Pytorch implementation for RERD
Deep Multimodal Sequence Fusion by Regularized Expressive Representation Distillation
[Xiaobao Guo], [Adams Wai-Kin Kong] *, and [Alex Kot]
IEEE Transactions on Multimedia, 2022.
Please cite our paper if you find our work useful for your research:
@article{guo2022deep,
title={Deep Multimodal Sequence Fusion by Regularized Expressive Representation Distillation},
author={Guo, Xiaobao and Kong, Wai-Kin Adams and Kot, Alex C},
journal={IEEE Transactions on Multimedia},
year={2022},
publisher={IEEE}
}
RERD is comprised of the two major components based on an intermediate-fusion pipeline: (1) a multi-head distillation encoder is proposed to enhance unimodal representations from unaligned multimodal sequences, where the distillation attention layers dynamically capture and extract the most expressive unimodal features and (2) a novel multimodal sinkhorn distance regularizer is introduced to aid the joint optimization in training.
- Python 3.7 or above
- Pytorch (>=1.0.0) and torchvision
- CUDA 10.0 or above
The processed MOSI, MOSEI can be downloaded from here.
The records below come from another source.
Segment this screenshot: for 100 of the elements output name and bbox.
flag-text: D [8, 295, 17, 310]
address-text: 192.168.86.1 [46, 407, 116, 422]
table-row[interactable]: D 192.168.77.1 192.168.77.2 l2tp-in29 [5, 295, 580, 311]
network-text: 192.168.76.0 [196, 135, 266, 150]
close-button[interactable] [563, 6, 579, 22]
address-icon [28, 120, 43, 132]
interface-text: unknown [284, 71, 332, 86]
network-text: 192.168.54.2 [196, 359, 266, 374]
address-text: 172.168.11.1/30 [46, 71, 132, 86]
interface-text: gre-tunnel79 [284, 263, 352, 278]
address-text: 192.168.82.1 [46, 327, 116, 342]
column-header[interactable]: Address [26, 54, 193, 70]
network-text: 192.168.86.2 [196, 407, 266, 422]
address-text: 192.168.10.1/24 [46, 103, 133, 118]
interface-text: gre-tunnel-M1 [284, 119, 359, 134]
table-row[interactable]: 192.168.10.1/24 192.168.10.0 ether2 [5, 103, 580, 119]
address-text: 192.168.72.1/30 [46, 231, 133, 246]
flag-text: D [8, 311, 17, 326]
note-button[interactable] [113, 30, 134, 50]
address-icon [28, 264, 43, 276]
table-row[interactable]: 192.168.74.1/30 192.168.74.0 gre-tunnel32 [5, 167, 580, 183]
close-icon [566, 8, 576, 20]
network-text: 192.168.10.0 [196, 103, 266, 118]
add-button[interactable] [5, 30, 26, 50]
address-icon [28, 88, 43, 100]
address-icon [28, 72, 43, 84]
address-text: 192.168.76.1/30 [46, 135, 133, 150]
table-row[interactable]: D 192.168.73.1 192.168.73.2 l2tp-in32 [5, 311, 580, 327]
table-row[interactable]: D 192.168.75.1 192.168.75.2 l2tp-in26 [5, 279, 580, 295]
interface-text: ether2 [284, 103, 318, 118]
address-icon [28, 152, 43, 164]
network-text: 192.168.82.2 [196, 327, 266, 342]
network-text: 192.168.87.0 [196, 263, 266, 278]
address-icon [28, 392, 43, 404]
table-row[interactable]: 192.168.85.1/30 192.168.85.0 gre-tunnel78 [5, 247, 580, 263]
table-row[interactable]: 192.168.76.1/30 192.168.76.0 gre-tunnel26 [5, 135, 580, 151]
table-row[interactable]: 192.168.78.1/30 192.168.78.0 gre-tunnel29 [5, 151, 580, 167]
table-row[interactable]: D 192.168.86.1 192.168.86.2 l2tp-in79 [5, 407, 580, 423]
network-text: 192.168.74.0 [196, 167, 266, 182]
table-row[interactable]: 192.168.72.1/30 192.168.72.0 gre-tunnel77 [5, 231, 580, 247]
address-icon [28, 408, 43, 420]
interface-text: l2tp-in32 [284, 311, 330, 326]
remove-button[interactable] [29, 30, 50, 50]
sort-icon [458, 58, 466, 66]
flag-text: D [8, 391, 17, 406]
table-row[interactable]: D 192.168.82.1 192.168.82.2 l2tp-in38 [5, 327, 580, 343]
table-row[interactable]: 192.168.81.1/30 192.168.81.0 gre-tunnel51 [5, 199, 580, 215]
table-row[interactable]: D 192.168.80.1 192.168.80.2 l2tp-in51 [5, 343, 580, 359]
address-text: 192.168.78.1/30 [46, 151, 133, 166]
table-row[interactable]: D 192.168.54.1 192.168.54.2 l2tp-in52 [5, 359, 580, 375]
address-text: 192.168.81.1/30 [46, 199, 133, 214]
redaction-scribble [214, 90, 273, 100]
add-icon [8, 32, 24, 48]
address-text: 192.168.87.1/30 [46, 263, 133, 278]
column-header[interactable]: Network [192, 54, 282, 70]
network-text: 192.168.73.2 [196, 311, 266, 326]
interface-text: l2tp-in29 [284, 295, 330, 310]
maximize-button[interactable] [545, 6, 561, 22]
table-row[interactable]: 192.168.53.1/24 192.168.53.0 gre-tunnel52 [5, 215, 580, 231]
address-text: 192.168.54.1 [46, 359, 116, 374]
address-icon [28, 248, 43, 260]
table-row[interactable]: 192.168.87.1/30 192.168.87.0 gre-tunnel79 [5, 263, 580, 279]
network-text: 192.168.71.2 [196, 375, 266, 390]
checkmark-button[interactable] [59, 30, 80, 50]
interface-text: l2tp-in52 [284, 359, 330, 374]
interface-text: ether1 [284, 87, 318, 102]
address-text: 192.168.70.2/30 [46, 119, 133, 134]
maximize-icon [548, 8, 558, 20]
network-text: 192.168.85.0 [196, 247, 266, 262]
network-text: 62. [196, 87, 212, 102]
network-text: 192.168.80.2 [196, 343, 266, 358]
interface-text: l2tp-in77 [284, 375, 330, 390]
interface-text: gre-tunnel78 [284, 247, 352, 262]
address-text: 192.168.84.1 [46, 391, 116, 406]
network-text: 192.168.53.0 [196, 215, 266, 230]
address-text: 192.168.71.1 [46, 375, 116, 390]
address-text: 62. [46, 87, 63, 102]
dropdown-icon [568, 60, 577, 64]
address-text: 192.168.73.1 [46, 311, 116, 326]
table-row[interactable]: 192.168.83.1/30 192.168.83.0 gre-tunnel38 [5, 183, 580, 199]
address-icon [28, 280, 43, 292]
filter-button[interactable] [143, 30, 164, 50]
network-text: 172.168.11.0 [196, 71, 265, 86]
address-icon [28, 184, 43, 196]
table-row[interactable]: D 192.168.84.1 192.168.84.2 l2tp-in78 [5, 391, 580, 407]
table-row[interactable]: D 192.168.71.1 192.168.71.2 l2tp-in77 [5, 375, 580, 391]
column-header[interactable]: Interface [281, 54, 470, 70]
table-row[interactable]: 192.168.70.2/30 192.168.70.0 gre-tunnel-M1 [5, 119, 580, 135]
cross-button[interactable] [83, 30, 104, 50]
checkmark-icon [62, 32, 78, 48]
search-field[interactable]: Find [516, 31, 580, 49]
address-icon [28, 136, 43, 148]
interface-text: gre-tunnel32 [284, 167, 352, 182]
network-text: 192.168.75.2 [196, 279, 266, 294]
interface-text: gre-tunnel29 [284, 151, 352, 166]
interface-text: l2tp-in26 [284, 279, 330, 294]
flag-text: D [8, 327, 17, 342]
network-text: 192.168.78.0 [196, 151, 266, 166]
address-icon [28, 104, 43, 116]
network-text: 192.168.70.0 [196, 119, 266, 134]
The SIMS dataset can be downloaded from here
Bert pretrained model can be found from here
- Create folders for data and models:
mkdir data all_models
mkdir data/pretrained_bert
and put or link the data under 'data/'.
- Training:
python main.py [--params]
e.g.,
CUDA_VISIBLE_DEVICES=4,5 python main.py \
--model=RERD --lonly --aonly --vonly \
--name='RERD-01' \
--dataset='mosei' --data_path='./data/MOSEI' \
--batch_size=16 --use_bert=True\
--bert_path='./data/pretrained_bert/'
--dis_d_mode=64 --dis_n_heads=4 --dis_e_layers=2 \
--optim='Adam' --reg_lambda=0.1 \
--schedule='c' --lr=0.001 --nlevels=2
Some portion of the code were adapted from the fairseq, MMSA, and Informer repo.